Let $(R,\mathfrak{p})$ be a local integral domain, $K=Quot(R)$ its field of quotients and $k:=R/\mathfrak{p}$ is residue field. Assume for simplicity that $R$ is integrally closed in $K$. It is well known that there exists valuation rings $R\subseteq\mathcal{O}\subseteq K$ that dominate $R$, i.e. $\mathfrak{P}:=J(\mathcal{O})$ satisfies $\mathfrak{P}\cap R=\mathfrak{p}$. Therefore $k \to \mathcal{O}/\mathfrak{P}$ is a field extension.
My question is simply this:
What field extensions of $k$ can occur this way? How small can it be? Does there exist a $\mathcal{O}$ with $\mathcal{O}/\mathfrak{P} = k$ ?
The usual proof of existence constructs $\mathcal{O}$ via Zorn's lemma as a maximal element in a set of rings with certain properties. Thus $\mathcal{O}/\mathfrak{P}$ is probably quite large if $\mathcal{O}$ is constructed in this way.
On the other hand, there are reasonable conditions one could impose in order for small valuation rings to exist. For example for Dedekind rings, every localisation is already a DVR so that the usual rings in algebraic number theory work fine. So there can also be very small $\mathcal{O}$ in certain circumstances. Also the set of all valuation rings between $R$ and $K$ is closed under intersections of chains so that there also exist minimal valuation rings $\mathcal{O}_0$ with $R\cap J(\mathcal{O}_0)=\mathfrak{p}$ by Zorn's lemma. However there does not seem to be any easy way to determine $\mathcal{O}_0/J(\mathcal{O}_0)$.

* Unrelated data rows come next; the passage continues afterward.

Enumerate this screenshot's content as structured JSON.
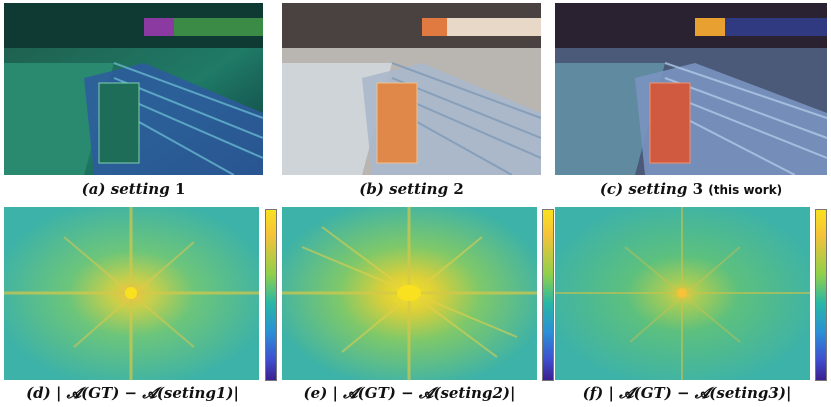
{
  "figure": {
    "row1": [
      {
        "label_prefix": "(a)",
        "label_word": "setting",
        "label_num": "1",
        "note": ""
      },
      {
        "label_prefix": "(b)",
        "label_word": "setting",
        "label_num": "2",
        "note": ""
      },
      {
        "label_prefix": "(c)",
        "label_word": "setting",
        "label_num": "3",
        "note": "(this work)"
      }
    ],
    "row2": [
      {
        "label": "(d) | 𝓐(GT) − 𝓐(seting1)|"
      },
      {
        "label": "(e) | 𝓐(GT) − 𝓐(seting2)|"
      },
      {
        "label": "(f) | 𝓐(GT) − 𝓐(seting3)|"
      }
    ]
  },
  "colors": {
    "colormap": [
      "#3b1f8f",
      "#3f4fd0",
      "#2b8fd6",
      "#27b7a6",
      "#8ed04b",
      "#f5c23a",
      "#f9e11f"
    ]
  }
}
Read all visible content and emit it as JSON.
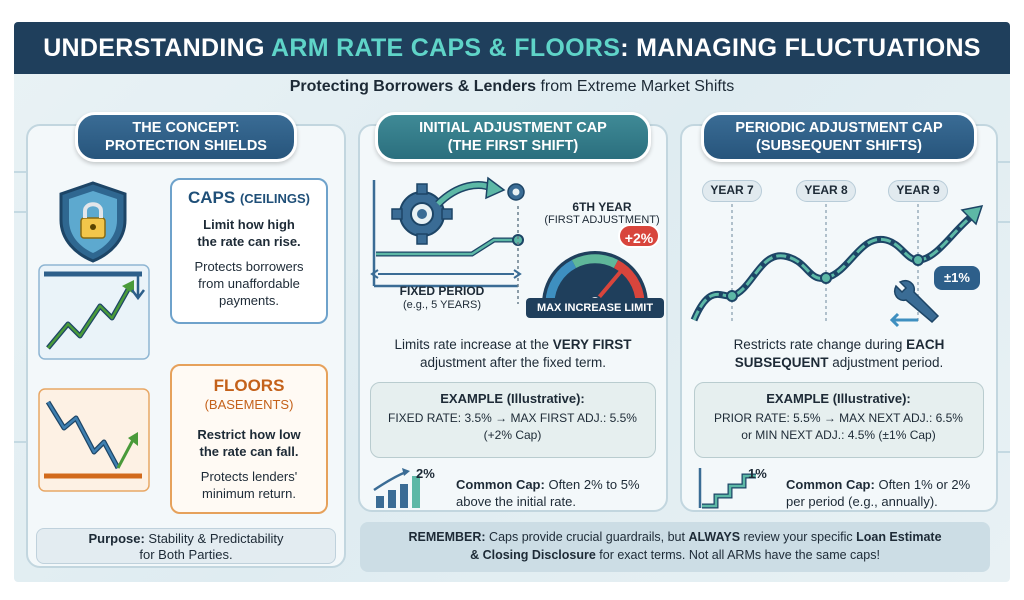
{
  "header": {
    "title_part1": "UNDERSTANDING ",
    "title_highlight": "ARM RATE CAPS & FLOORS",
    "title_part2": ": MANAGING FLUCTUATIONS",
    "subtitle_bold": "Protecting Borrowers & Lenders",
    "subtitle_rest": " from Extreme Market Shifts"
  },
  "concept": {
    "head_line1": "THE CONCEPT:",
    "head_line2": "PROTECTION SHIELDS",
    "caps_title": "CAPS",
    "caps_sub": "(CEILINGS)",
    "caps_line1": "Limit how high",
    "caps_line2": "the rate can rise.",
    "caps_desc1": "Protects borrowers",
    "caps_desc2": "from unaffordable",
    "caps_desc3": "payments.",
    "floors_title": "FLOORS",
    "floors_sub": "(BASEMENTS)",
    "floors_line1": "Restrict how low",
    "floors_line2": "the rate can fall.",
    "floors_desc1": "Protects lenders'",
    "floors_desc2": "minimum return.",
    "purpose_label": "Purpose:",
    "purpose_text1": " Stability & Predictability",
    "purpose_text2": "for Both Parties."
  },
  "initial": {
    "head_line1": "INITIAL ADJUSTMENT CAP",
    "head_line2": "(THE FIRST SHIFT)",
    "sixth_year": "6TH YEAR",
    "first_adj": "(FIRST ADJUSTMENT)",
    "fixed_period": "FIXED PERIOD",
    "fixed_eg": "(e.g., 5 YEARS)",
    "plus_badge": "+2%",
    "max_label": "MAX INCREASE LIMIT",
    "desc_a": "Limits rate increase at the ",
    "desc_b": "VERY FIRST",
    "desc_c": "adjustment after the fixed term.",
    "ex_title": "EXAMPLE (Illustrative):",
    "ex_line1": "FIXED RATE: 3.5% → MAX FIRST ADJ.: 5.5%",
    "ex_line2": "(+2% Cap)",
    "bar_badge": "2%",
    "common_label": "Common Cap:",
    "common_text1": " Often 2% to 5%",
    "common_text2": "above the initial rate."
  },
  "periodic": {
    "head_line1": "PERIODIC ADJUSTMENT CAP",
    "head_line2": "(SUBSEQUENT SHIFTS)",
    "years": [
      "YEAR 7",
      "YEAR 8",
      "YEAR 9"
    ],
    "wrench_badge": "±1%",
    "desc_a": "Restricts rate change during ",
    "desc_b": "EACH",
    "desc_c": "SUBSEQUENT",
    "desc_d": " adjustment period.",
    "ex_title": "EXAMPLE (Illustrative):",
    "ex_line1": "PRIOR RATE: 5.5% → MAX NEXT ADJ.: 6.5%",
    "ex_line2": "or MIN NEXT ADJ.: 4.5% (±1% Cap)",
    "step_badge": "1%",
    "common_label": "Common Cap:",
    "common_text1": " Often 1% or 2%",
    "common_text2": "per period (e.g., annually)."
  },
  "remember": {
    "label": "REMEMBER:",
    "text1": " Caps provide crucial guardrails, but ",
    "always": "ALWAYS",
    "text2": " review your specific ",
    "loan": "Loan Estimate",
    "closing": "& Closing Disclosure",
    "text3": " for exact terms. Not all ARMs have the same caps!"
  },
  "colors": {
    "navy": "#1f3f5c",
    "teal_accent": "#5fd4c8",
    "caps_blue": "#2d5f8a",
    "floors_orange": "#d26a1c",
    "gauge_red": "#d8453c",
    "chart_green": "#4a9a3a"
  }
}
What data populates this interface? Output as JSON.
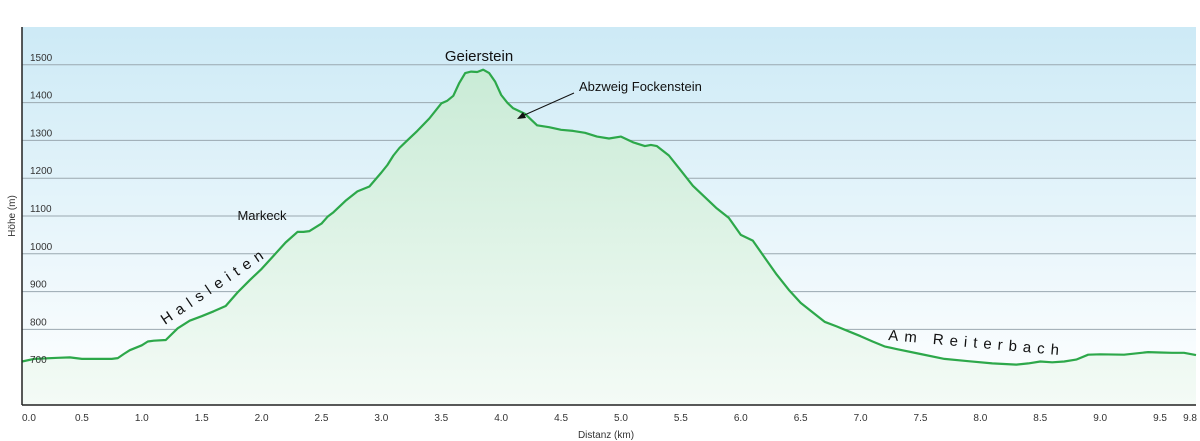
{
  "chart_data": {
    "type": "area",
    "xlabel": "Distanz  (km)",
    "ylabel": "Höhe (m)",
    "xlim": [
      0,
      9.8
    ],
    "ylim": [
      600,
      1600
    ],
    "x_ticks": [
      "0.0",
      "0.5",
      "1.0",
      "1.5",
      "2.0",
      "2.5",
      "3.0",
      "3.5",
      "4.0",
      "4.5",
      "5.0",
      "5.5",
      "6.0",
      "6.5",
      "7.0",
      "7.5",
      "8.0",
      "8.5",
      "9.0",
      "9.5",
      "9.8"
    ],
    "y_ticks": [
      "700",
      "800",
      "900",
      "1000",
      "1100",
      "1200",
      "1300",
      "1400",
      "1500"
    ],
    "grid": true,
    "colors": {
      "line": "#2da84a",
      "fill_top": "#c9ebd6",
      "bg_top": "#cdeaf6",
      "bg_bottom": "#ffffff"
    },
    "series": [
      {
        "x": [
          0.0,
          0.1,
          0.3,
          0.4,
          0.5,
          0.6,
          0.75,
          0.8,
          0.85,
          0.9,
          1.0,
          1.05,
          1.1,
          1.2,
          1.3,
          1.4,
          1.5,
          1.6,
          1.7,
          1.8,
          1.9,
          2.0,
          2.1,
          2.2,
          2.3,
          2.35,
          2.4,
          2.5,
          2.55,
          2.6,
          2.7,
          2.8,
          2.9,
          3.0,
          3.05,
          3.1,
          3.15,
          3.2,
          3.3,
          3.4,
          3.5,
          3.55,
          3.6,
          3.65,
          3.7,
          3.75,
          3.8,
          3.85,
          3.9,
          3.95,
          4.0,
          4.05,
          4.1,
          4.2,
          4.3,
          4.4,
          4.5,
          4.6,
          4.7,
          4.8,
          4.9,
          5.0,
          5.1,
          5.2,
          5.25,
          5.3,
          5.4,
          5.5,
          5.6,
          5.7,
          5.8,
          5.9,
          6.0,
          6.1,
          6.2,
          6.3,
          6.4,
          6.5,
          6.6,
          6.7,
          6.8,
          6.9,
          7.0,
          7.1,
          7.2,
          7.3,
          7.5,
          7.7,
          7.9,
          8.1,
          8.3,
          8.4,
          8.5,
          8.6,
          8.7,
          8.8,
          8.9,
          9.0,
          9.2,
          9.4,
          9.5,
          9.6,
          9.7,
          9.8
        ],
        "y": [
          715,
          722,
          725,
          726,
          722,
          722,
          722,
          724,
          735,
          745,
          758,
          768,
          770,
          772,
          803,
          823,
          835,
          848,
          862,
          898,
          930,
          960,
          995,
          1030,
          1058,
          1058,
          1060,
          1080,
          1098,
          1110,
          1140,
          1165,
          1178,
          1215,
          1235,
          1260,
          1280,
          1295,
          1325,
          1358,
          1398,
          1405,
          1418,
          1452,
          1478,
          1482,
          1481,
          1487,
          1478,
          1455,
          1420,
          1400,
          1385,
          1370,
          1340,
          1335,
          1328,
          1325,
          1320,
          1310,
          1305,
          1310,
          1295,
          1285,
          1288,
          1285,
          1260,
          1220,
          1180,
          1150,
          1120,
          1095,
          1050,
          1035,
          990,
          945,
          905,
          870,
          845,
          820,
          808,
          795,
          782,
          768,
          755,
          748,
          735,
          722,
          716,
          710,
          707,
          710,
          715,
          713,
          715,
          720,
          733,
          734,
          733,
          740,
          739,
          738,
          738,
          732
        ]
      }
    ],
    "annotations": {
      "geierstein": "Geierstein",
      "abzweig": "Abzweig Fockenstein",
      "markeck": "Markeck",
      "halsleiten": "Halsleiten",
      "reiterbach": "Am Reiterbach"
    }
  }
}
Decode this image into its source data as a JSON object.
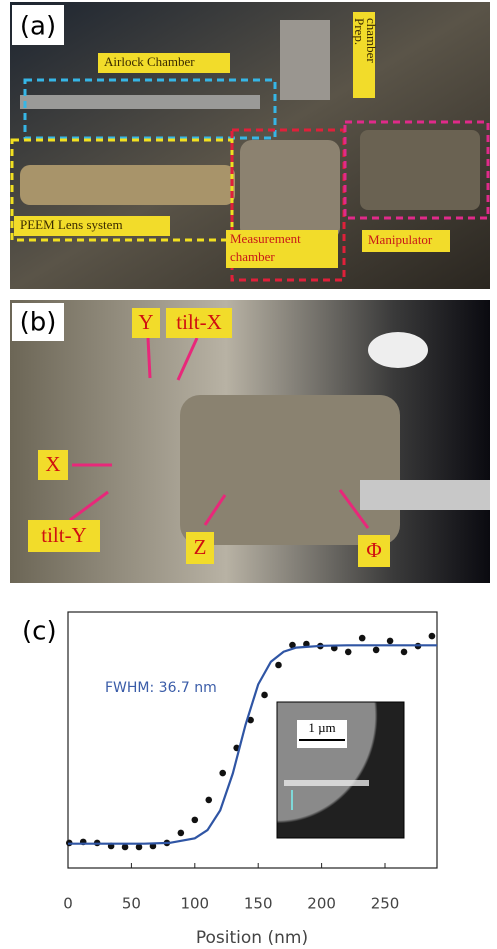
{
  "photo_a": {
    "label": "(a)",
    "airlock": "Airlock Chamber",
    "prep": [
      "Prep.",
      "chamber"
    ],
    "lens": "PEEM Lens system",
    "measurement": [
      "Measurement",
      "chamber"
    ],
    "manipulator": "Manipulator"
  },
  "photo_b": {
    "label": "(b)",
    "axes": [
      "Y",
      "tilt-X",
      "X",
      "tilt-Y",
      "Z",
      "Φ"
    ]
  },
  "chart_data": {
    "type": "scatter",
    "panel_label": "(c)",
    "xlabel": "Position (nm)",
    "annotation": "FWHM: 36.7 nm",
    "inset_scale_label": "1 µm",
    "xlim": [
      0,
      291
    ],
    "xticks": [
      0,
      50,
      100,
      150,
      200,
      250
    ],
    "ylim": [
      0,
      1
    ],
    "series": [
      {
        "mode": "markers",
        "color": "#111111",
        "x": [
          1,
          12,
          23,
          34,
          45,
          56,
          67,
          78,
          89,
          100,
          111,
          122,
          133,
          144,
          155,
          166,
          177,
          188,
          199,
          210,
          221,
          232,
          243,
          254,
          265,
          276,
          287
        ],
        "values": [
          0.098,
          0.102,
          0.098,
          0.086,
          0.082,
          0.082,
          0.086,
          0.098,
          0.137,
          0.188,
          0.266,
          0.371,
          0.469,
          0.578,
          0.676,
          0.793,
          0.871,
          0.875,
          0.867,
          0.859,
          0.844,
          0.898,
          0.852,
          0.887,
          0.844,
          0.867,
          0.906
        ]
      },
      {
        "mode": "line",
        "color": "#2f55a4",
        "x": [
          0,
          20,
          40,
          60,
          80,
          100,
          110,
          120,
          130,
          140,
          150,
          160,
          170,
          180,
          200,
          220,
          240,
          260,
          280,
          291
        ],
        "values": [
          0.095,
          0.095,
          0.095,
          0.095,
          0.098,
          0.116,
          0.148,
          0.225,
          0.369,
          0.559,
          0.717,
          0.806,
          0.845,
          0.861,
          0.868,
          0.87,
          0.87,
          0.87,
          0.87,
          0.87
        ]
      }
    ]
  }
}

EDIT: I have found out that the usual existence proof of valuation rings can be modified to show that there exists at least one valuation ring such that $k\to \mathcal{O}/\mathfrak{P}$ is algebraic. There does not seem to be any way to make the degree or any other structural property of the extension $k\to \mathcal{O}/\mathfrak{P}$ visible though.